Quando Khadidja morreu, Maomé entrou em vários casamentos simultâneos. A mais
célebre de suas esposas é Aisha, que tinha 9 anos na ocasião das bodas. Segundo
alguns relatos, ela brincava no quintal quando foi chamada para dentro de casa.
Lá, encontrou o noivo e foi posta sobre seus joelhos. Os pais da menina se
retiraram, e o casamento teria se consumado ali, na casa paterna.
Aisha é uma figura central nesses
primeiros anos do Islã (cujo calendário começa a ser contado no ano 622 da era
cristã). Inteligente, articulada e dona de uma memória prodigiosa, ela foi a
mais querida e respeitada das mulheres do profeta - embora todas partilhassem
de seus ensinamentos e apoiassem ativamente sua causa. Eram, aliás, tão assediadas
por pessoas em busca de favores e influência que talvez por isso tenham sido as
primeiras muçulmanas (e, por algum tempo, as únicas) a usar véu e ficar
recolhidas em casa - e, ainda assim, só nos últimos anos da vida de Maomé.

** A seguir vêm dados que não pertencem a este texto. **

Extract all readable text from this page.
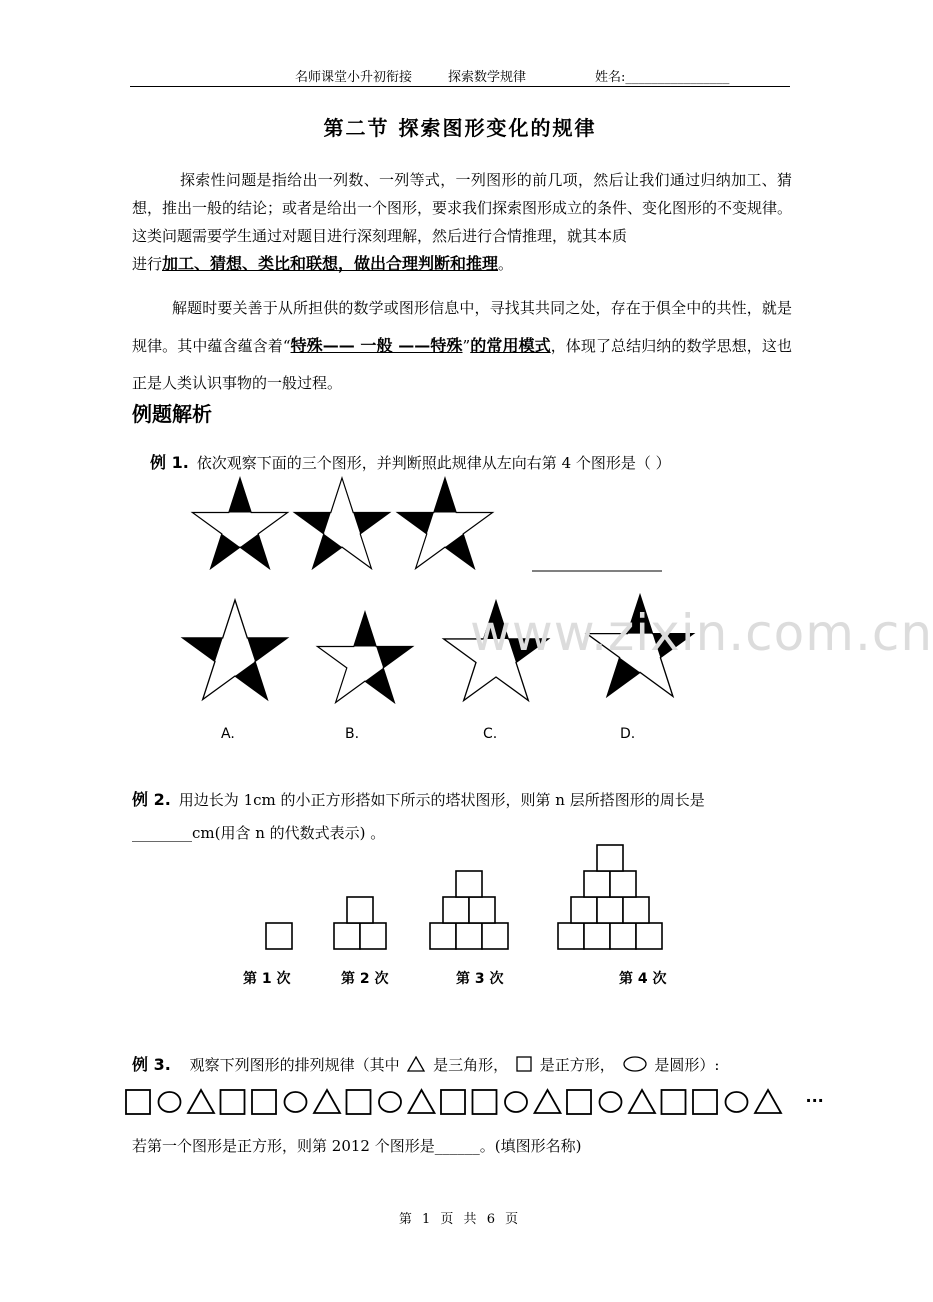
名师课堂小升初衔接	探索数学规律	姓名:________________
第二节 探索图形变化的规律
探索性问题是指给出一列数、一列等式，一列图形的前几项，然后让我们通过归纳加工、猜想，推出一般的结论；或者是给出一个图形，要求我们探索图形成立的条件、变化图形的不变规律。这类问题需要学生通过对题目进行深刻理解，然后进行合情推理，就其本质
进行加工、猜想、类比和联想，做出合理判断和推理。
解题时要关善于从所担供的数学或图形信息中，寻找其共同之处，存在于俱全中的共性，就是规律。其中蕴含蕴含着“特殊—— 一般 ——特殊”的常用模式，体现了总结归纳的数学思想，这也正是人类认识事物的一般过程。
例题解析
例 1. 依次观察下面的三个图形，并判断照此规律从左向右第 4 个图形是（ ）
A.	B.	C.	D.
www.zixin.com.cn
例 2. 用边长为 1cm 的小正方形搭如下所示的塔状图形，则第 n 层所搭图形的周长是
________cm(用含 n 的代数式表示) 。
第 1 次	第 2 次	第 3 次	第 4 次
例 3. 观察下列图形的排列规律（其中 是三角形， 是正方形，	是圆形）:
···
若第一个图形是正方形，则第 2012 个图形是______。(填图形名称)
第 1 页 共 6 页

Aisha tinha 18 anos quando Maomé morreu. Nas quase cinco décadas seguintes de
sua vida, ela foi inúmeras vezes consultada em pontos importantes da religião,
da política e também da conduta do profeta. Isso porque Maomé legou aos
muçulmanos o Corão, que é quase um tratado ético, mas não teve tempo de
regulamentar todos os princípios que deveriam reger o cotidiano dos
convertidos. Quando vivo, podia ser consultado a qualquer momento. Depois de
sua morte, tornou-se tarefa de seus seguidores próximos transferir da memória
para a escrita as palavras e ações do profeta. A intenção era que o conjunto
servisse de guia aos fiéis. Esses "ditados" são os Hadith. Juntos,
eles compõem a tradição maior, a Sunna. Com as complicações surgidas por causa
da sucessão de Maomé, os Hadith tornaram-se uma ferramenta crucial. Não era
difícil que alguém sacasse um deles para resolver um impasse. E, é claro, não
demorou para que muitos fossem forjados. Cerca de 200 anos depois da morte do
profeta, um respeitado historiador do islamismo, al-Bukhari, contou 7 275
Hadith genuínos, contra quase 600.000 inventados. Mesmo os tidos como
verdadeiros merecem algum escrutínio, argumentam estudiosos como a marroquina
Fatima Mernissi.
Fatima investigou a origem dos
Hadith que são as pedras angulares para justificar a inferioridade feminina no
Islã. Um deles é o que compara as mulheres aos cães e jumentos na sua
capacidade de perturbar a oração. Fatima concluiu que o narrador desse Hadith,
Abu Hurayra, era um homem com sérios problemas de identidade sexual e um feroz
opositor de Aisha, que amiúde o repreendia em público por sua mania de inventar
Hadith. Nessa ocasião, ela corrigiu Hurayra, dizendo que o profeta costumava
rezar perto de suas mulheres sem nenhum medo de que elas o atrapalhassem. Mas
sua versão não passou à história. Outro Hadith que todo muçulmano sabe de cor é
o que diz que "aqueles que confiam seus negócios a uma mulher nunca
conhecerão a prosperidade". Segundo Fatima Mernissi, o surgimento desse
Hadith é ainda mais misterioso. Abu Bakra, seu narrador, lembrou dessa frase do
profeta (e pela primeira vez) mais de vinte anos depois de supostamente ela ter
sido dita. Curiosamente, veio-lhe à memória (assim ele afirmou) no momento em
que Aisha sofreu sua grande derrocada. A viúva do profeta virou o centro de uma
crise quando, ao suspeitar de um golpe, pegou em armas para intervir numa das
etapas da sucessão de Maomé. Na batalha que se seguiu, perdeu 13.000 de seus
soldados e saiu derrotada, em vários sentidos. Foi, primeiro, criticada por ter
se exposto de uma maneira inconveniente a uma mulher. E, com a perda de
prestígio, teve muitos de seus comentários e correções sobre importantes Hadith
suprimidos ou ignorados - como no caso daquele que fala dos cães e jumentos.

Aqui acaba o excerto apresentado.